Bank of Ireland, meanwhile, rose nearly 1 per cent to €6.45 while rival AIB was down fractionally at €4.38. After a turbulent time last week on account of the Government’s decision to abolish the preferential VAT rate for the hospitality sector, hotel group Dalata rose 3 per cent to €5.99. Other Iseq heavyweights Ryanair and Smurfit Kappa were both down marginally at €11.37 and €28.54.
Britain’s top share index managed a modest gain on Monday as the deadlock in Brexit talks depressed domestic stocks but helped multinational exporter companies as it weakened the pound. The FTSE 100 reversed early losses to climb 0.5 per cent while the domestically focused mid-cap index fell 0.9 per cent, dragged down by profit warnings from ConvaTec and Superdry.
The FTSE outperformed the pan-European Stoxx 600 index, which rose 0.2 per cent. Oil majors BP and Shell also helped support the index as crude prices climbed. The stubborn problem of Britain’s land border with Ireland thwarted a drive to clinch a Brexit deal before a European Union summit this week, as negotiators admitted defeat after marathon talks and pressed pause for the coming days. Sterling slipped to near a one-week low.
Shares in multinationals British American Tobacco, Unilever, Imperial Brands and Reckitt Benckiser provided the biggest boost, rising as the weaker pound made their dollar earnings relatively more valuable.
Dublin-headquartered, London-listed Greencore, however, slumped 8.8 per cent to £1.89 after announcing it was exiting the US market. The sandwich-maker said it was selling its entire US business for $1.1 billion (£817 million) to American snacks company Hearthside Food Solutions on a cash and debt-free basis.
European shares have underperformed their American peers since the beginning of the year, and analysts believe companies that fail to meet expectations during the third-quarter earnings season will be severely punished.

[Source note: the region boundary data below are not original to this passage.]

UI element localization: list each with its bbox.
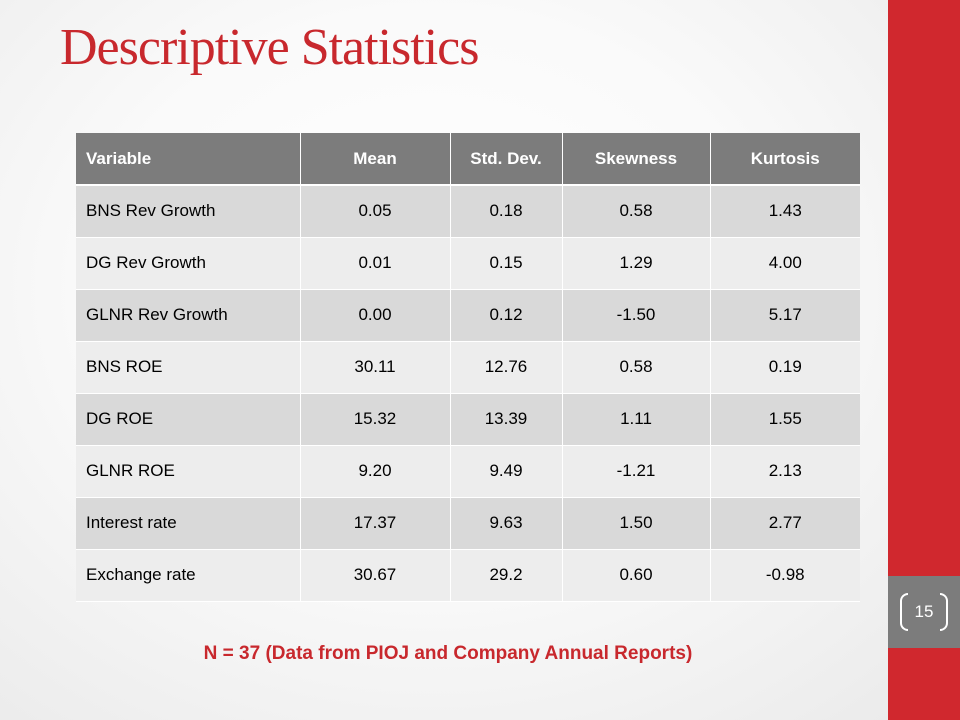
cell-skewness: -1.21 [562,445,711,498]
cell-mean: 17.37 [300,497,451,550]
cell-skewness: 0.60 [562,549,711,602]
column-header-mean: Mean [300,133,451,186]
cell-variable: Exchange rate [76,549,301,602]
cell-kurtosis: 1.43 [710,185,860,238]
cell-skewness: 1.29 [562,237,711,290]
cell-kurtosis: 4.00 [710,237,860,290]
left-bracket-icon [900,593,908,631]
table-row: BNS ROE 30.11 12.76 0.58 0.19 [76,341,860,394]
table-row: Interest rate 17.37 9.63 1.50 2.77 [76,497,860,550]
table-row: DG ROE 15.32 13.39 1.11 1.55 [76,393,860,446]
cell-mean: 0.01 [300,237,451,290]
cell-std-dev: 9.63 [450,497,563,550]
page-number-box: 15 [888,576,960,648]
cell-kurtosis: 2.77 [710,497,860,550]
cell-std-dev: 0.18 [450,185,563,238]
table-row: GLNR Rev Growth 0.00 0.12 -1.50 5.17 [76,289,860,342]
page-number: 15 [914,602,934,621]
cell-std-dev: 0.12 [450,289,563,342]
column-header-skewness: Skewness [562,133,711,186]
cell-mean: 9.20 [300,445,451,498]
table-header-row: Variable Mean Std. Dev. Skewness Kurtosi… [76,133,860,186]
footnote: N = 37 (Data from PIOJ and Company Annua… [203,643,693,664]
cell-mean: 0.00 [300,289,451,342]
cell-variable: GLNR Rev Growth [76,289,301,342]
cell-skewness: -1.50 [562,289,711,342]
table-row: DG Rev Growth 0.01 0.15 1.29 4.00 [76,237,860,290]
cell-kurtosis: 2.13 [710,445,860,498]
cell-std-dev: 12.76 [450,341,563,394]
cell-std-dev: 0.15 [450,237,563,290]
cell-variable: DG ROE [76,393,301,446]
cell-kurtosis: 5.17 [710,289,860,342]
cell-mean: 30.67 [300,549,451,602]
cell-variable: BNS Rev Growth [76,185,301,238]
cell-kurtosis: 1.55 [710,393,860,446]
cell-mean: 0.05 [300,185,451,238]
cell-kurtosis: 0.19 [710,341,860,394]
cell-mean: 30.11 [300,341,451,394]
table-row: BNS Rev Growth 0.05 0.18 0.58 1.43 [76,185,860,238]
slide-title: Descriptive Statistics [60,19,479,76]
cell-skewness: 0.58 [562,185,711,238]
cell-skewness: 1.11 [562,393,711,446]
table-row: Exchange rate 30.67 29.2 0.60 -0.98 [76,549,860,602]
cell-std-dev: 9.49 [450,445,563,498]
cell-skewness: 1.50 [562,497,711,550]
table-row: GLNR ROE 9.20 9.49 -1.21 2.13 [76,445,860,498]
cell-kurtosis: -0.98 [710,549,860,602]
cell-variable: BNS ROE [76,341,301,394]
cell-variable: DG Rev Growth [76,237,301,290]
column-header-std-dev: Std. Dev. [450,133,563,186]
cell-variable: Interest rate [76,497,301,550]
cell-std-dev: 13.39 [450,393,563,446]
descriptive-statistics-table: Variable Mean Std. Dev. Skewness Kurtosi… [76,133,860,602]
column-header-kurtosis: Kurtosis [710,133,860,186]
cell-skewness: 0.58 [562,341,711,394]
column-header-variable: Variable [76,133,301,186]
cell-mean: 15.32 [300,393,451,446]
cell-std-dev: 29.2 [450,549,563,602]
cell-variable: GLNR ROE [76,445,301,498]
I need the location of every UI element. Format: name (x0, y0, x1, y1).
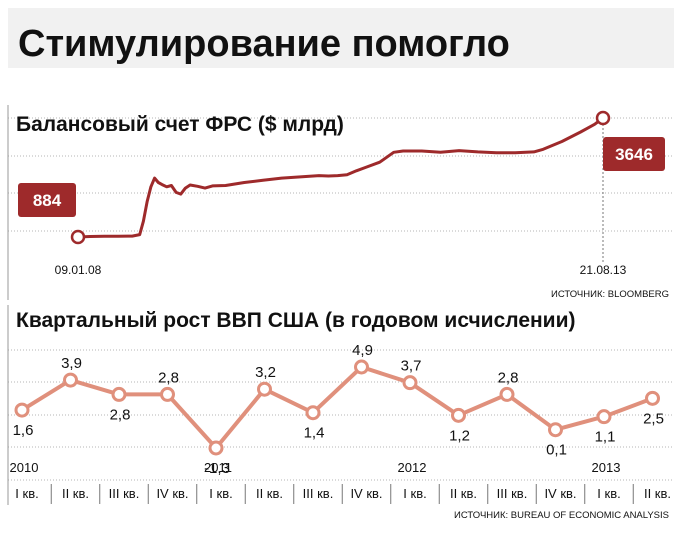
gdp-point (160, 386, 175, 402)
gdp-year-label: 2010 (10, 460, 39, 475)
fed-chart-title: Балансовый счет ФРС ($ млрд) (16, 113, 344, 136)
gdp-value-label: 1,1 (595, 429, 616, 446)
fed-end-date: 21.08.13 (580, 263, 627, 277)
gdp-quarter-label: IV кв. (544, 486, 576, 501)
gdp-value-label: 4,9 (352, 342, 373, 359)
fed-end-value: 3646 (615, 145, 653, 164)
fed-start-point (70, 229, 86, 245)
gdp-year-label: 2012 (398, 460, 427, 475)
gdp-quarter-label: II кв. (62, 486, 89, 501)
gdp-source: ИСТОЧНИК: BUREAU OF ECONOMIC ANALYSIS (454, 510, 669, 521)
gdp-value-label: 2,8 (498, 369, 519, 386)
gdp-chart-title: Квартальный рост ВВП США (в годовом исчи… (16, 309, 576, 332)
gdp-quarter-label: II кв. (256, 486, 283, 501)
gdp-value-label: 0,1 (546, 442, 567, 459)
gdp-value-label: 3,9 (61, 355, 82, 372)
gdp-points (14, 359, 660, 456)
gdp-value-label: 3,2 (255, 364, 276, 381)
gdp-point (548, 422, 563, 438)
gdp-quarter-label: II кв. (644, 486, 671, 501)
gdp-quarter-label: III кв. (497, 486, 528, 501)
gdp-point (499, 386, 515, 402)
gdp-point (63, 372, 78, 388)
page-title: Стимулирование помогло (18, 23, 510, 65)
gdp-value-label: 1,6 (13, 422, 34, 439)
fed-end-badge: 3646 (603, 137, 665, 171)
gdp-year-label: 2011 (204, 460, 232, 475)
gdp-value-label: 3,7 (401, 358, 422, 375)
gdp-point (111, 386, 127, 402)
gdp-quarter-label: IV кв. (156, 486, 188, 501)
fed-start-value: 884 (33, 191, 62, 210)
gdp-point (402, 375, 418, 391)
gdp-value-label: 1,2 (449, 427, 470, 444)
gdp-point (305, 405, 321, 421)
gdp-quarter-label: II кв. (450, 486, 477, 501)
fed-series-line (77, 116, 604, 239)
fed-source: ИСТОЧНИК: BLOOMBERG (551, 289, 669, 300)
gdp-year-labels: 2010 2011 2012 2013 (10, 460, 621, 475)
gdp-quarter-label: III кв. (303, 486, 334, 501)
title-panel (8, 8, 674, 68)
gdp-panel: Квартальный рост ВВП США (в годовом исчи… (7, 305, 672, 521)
gdp-year-label: 2013 (592, 460, 621, 475)
fed-end-point (595, 110, 611, 126)
gdp-labels: 1,6 3,9 2,8 2,8 -1,3 3,2 1,4 4,9 3,7 1,2 2,8 0,1 1,1… (13, 342, 664, 477)
gdp-point (257, 381, 272, 397)
gdp-point (451, 407, 466, 423)
fed-start-badge: 884 (18, 183, 76, 217)
gdp-quarter-label: IV кв. (350, 486, 382, 501)
gdp-series-line (20, 365, 654, 450)
gdp-point (208, 440, 224, 456)
gdp-point (14, 402, 30, 418)
gdp-quarter-ticks: I кв. II кв. III кв. IV кв. I кв. II кв. III к… (15, 484, 671, 504)
gdp-quarter-label: I кв. (403, 486, 426, 501)
gdp-quarter-label: III кв. (109, 486, 140, 501)
gdp-point (596, 409, 612, 425)
gdp-quarter-label: I кв. (209, 486, 232, 501)
gdp-quarter-label: I кв. (15, 486, 38, 501)
gdp-value-label: 2,8 (110, 406, 131, 423)
gdp-point (354, 359, 369, 375)
gdp-grid (8, 349, 672, 481)
fed-start-date: 09.01.08 (55, 263, 102, 277)
gdp-value-label: 1,4 (304, 425, 325, 442)
gdp-value-label: -1,3 (204, 460, 230, 477)
gdp-quarter-label: I кв. (597, 486, 620, 501)
gdp-value-label: 2,8 (158, 369, 179, 386)
gdp-point (645, 390, 660, 406)
fed-panel: Балансовый счет ФРС ($ млрд) 884 3646 09… (7, 105, 672, 300)
gdp-value-label: 2,5 (643, 410, 664, 427)
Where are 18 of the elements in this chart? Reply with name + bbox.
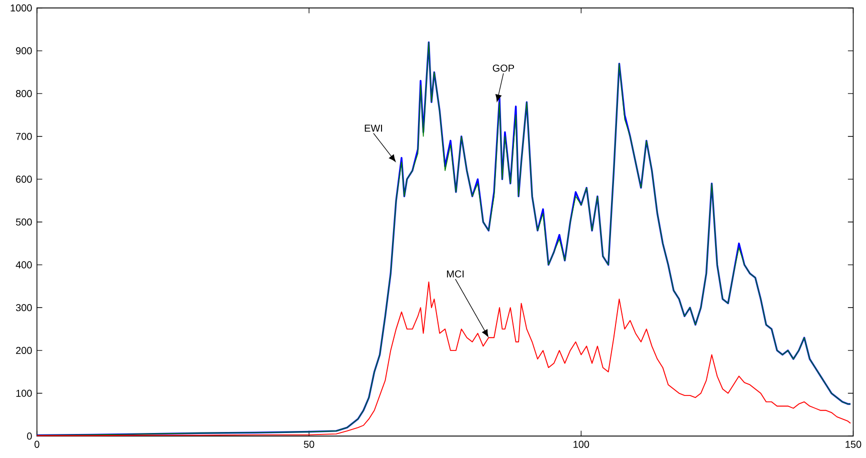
y-tick-label: 800 (16, 90, 32, 98)
y-tick-label: 600 (16, 176, 32, 183)
y-tick-label: 1000 (10, 4, 32, 12)
x-tick-label: 50 (304, 440, 314, 448)
y-tick-label: 500 (16, 218, 32, 226)
annotation: GOP (492, 64, 514, 72)
y-tick-label: 200 (16, 346, 32, 354)
x-tick-label: 0 (34, 440, 40, 448)
y-tick-label: 700 (16, 132, 32, 140)
y-tick-label: 900 (16, 47, 32, 54)
y-tick-label: 300 (16, 304, 32, 312)
annotation: EWI (364, 124, 382, 132)
y-tick-label: 400 (16, 261, 32, 268)
y-tick-label: 0 (27, 432, 32, 440)
x-tick-label: 100 (574, 440, 590, 448)
y-tick-label: 100 (16, 390, 32, 397)
annotation: MCI (447, 270, 464, 278)
x-tick-label: 150 (846, 440, 862, 448)
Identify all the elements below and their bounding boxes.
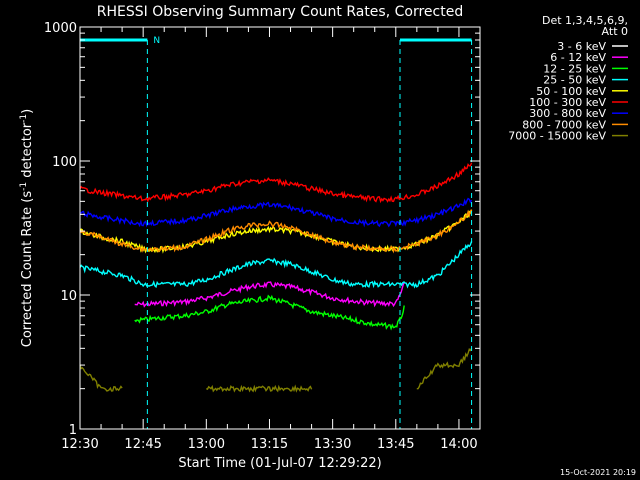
plot-frame: [79, 26, 481, 430]
y-tick-label: 100: [52, 155, 77, 170]
x-tick-label: 13:45: [377, 437, 414, 452]
legend-label: 6 - 12 keV: [550, 51, 606, 64]
legend-label: 3 - 6 keV: [557, 40, 606, 53]
y-axis-label-mid: detector: [20, 122, 35, 182]
data-layer: [79, 162, 473, 393]
series-line-6: [80, 197, 473, 228]
legend-label: 7000 - 15000 keV: [508, 130, 606, 143]
footer-timestamp: 15-Oct-2021 20:19: [560, 468, 636, 477]
series-line-8: [416, 347, 473, 390]
legend-label: 800 - 7000 keV: [522, 118, 606, 131]
series-line-3: [79, 241, 473, 289]
series-line-1: [134, 281, 405, 308]
y-axis-label-end: ): [20, 109, 35, 114]
legend-label: 50 - 100 keV: [536, 85, 606, 98]
x-axis-label: Start Time (01-Jul-07 12:29:22): [178, 456, 381, 471]
y-tick-label: 1: [69, 423, 77, 438]
legend-label: 12 - 25 keV: [543, 62, 606, 75]
x-tick-label: 12:45: [124, 437, 161, 452]
y-axis-label-base: Corrected Count Rate (s: [20, 191, 35, 348]
flag-label: N: [153, 36, 160, 46]
y-axis-label-sup1: -1: [19, 182, 29, 191]
series-line-7: [79, 209, 473, 254]
x-tick-label: 12:30: [61, 437, 98, 452]
series-line-8: [206, 384, 313, 393]
legend-label: 300 - 800 keV: [529, 107, 606, 120]
x-tick-label: 13:30: [314, 437, 351, 452]
x-tick-label: 13:00: [188, 437, 225, 452]
legend-header-line: Att 0: [602, 25, 628, 38]
y-axis-label: Corrected Count Rate (s-1 detector-1): [19, 109, 35, 347]
axes-layer: 1 10 100 1000 12:30 12:45 13:00 13:15 13:30 13:45…: [44, 21, 481, 452]
x-tick-label: 13:15: [251, 437, 288, 452]
series-line-5: [79, 162, 473, 204]
x-tick-label: 14:00: [440, 437, 477, 452]
y-tick-label: 10: [60, 289, 77, 304]
y-axis-label-sup2: -1: [19, 114, 29, 123]
chart-title: RHESSI Observing Summary Count Rates, Co…: [97, 4, 463, 20]
legend-label: 25 - 50 keV: [543, 74, 606, 87]
legend-header-line: Det 1,3,4,5,6,9,: [542, 14, 628, 27]
series-line-2: [134, 294, 405, 331]
series-line-8: [79, 364, 123, 392]
y-tick-label: 1000: [44, 21, 77, 36]
legend-label: 100 - 300 keV: [529, 96, 606, 109]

And early company reports on Monday indicated investors had no patience for below-par results.
Shares in the Spanish supermarket chain Dia sank 40 per cent after it issued its third profit warning in 12 months and suspended 2019 dividend payments. Swedish medical equipment company Getinge fell 18 per cent after announcing a 200.5 million kronor provision related to surgical mesh product liability claims. Among the winners was Danish food science firm Chr Hansen, up 4.3 per cent after delivering better-than-expected results and a strong outlook.
US stocks fell on Monday as an increase in tensions between Western powers and Saudi Arabia added to worries over rising borrowing costs and the impact of tariffs, following the main three indices’ biggest weekly declines in over seven months. Among the biggest drag was Apple, which fell 1.6 per cent after Goldman Sachs said there were multiple signs of rapidly slowing consumer demand in China that could affect demand for iPhones this autumn. Apple’s drop weighed on technology stocks, which fell 1.34 per cent and, much like last week, led the market lower.
The gainers among the 11 major S&P sectors were led by the defensive utilities, property and consumer staples companies. With the third-quarter earnings season entering high gear this week, Goldman’s warning on weak demand from China would only add to fears about the impact of the US-China trade war on corporate profits.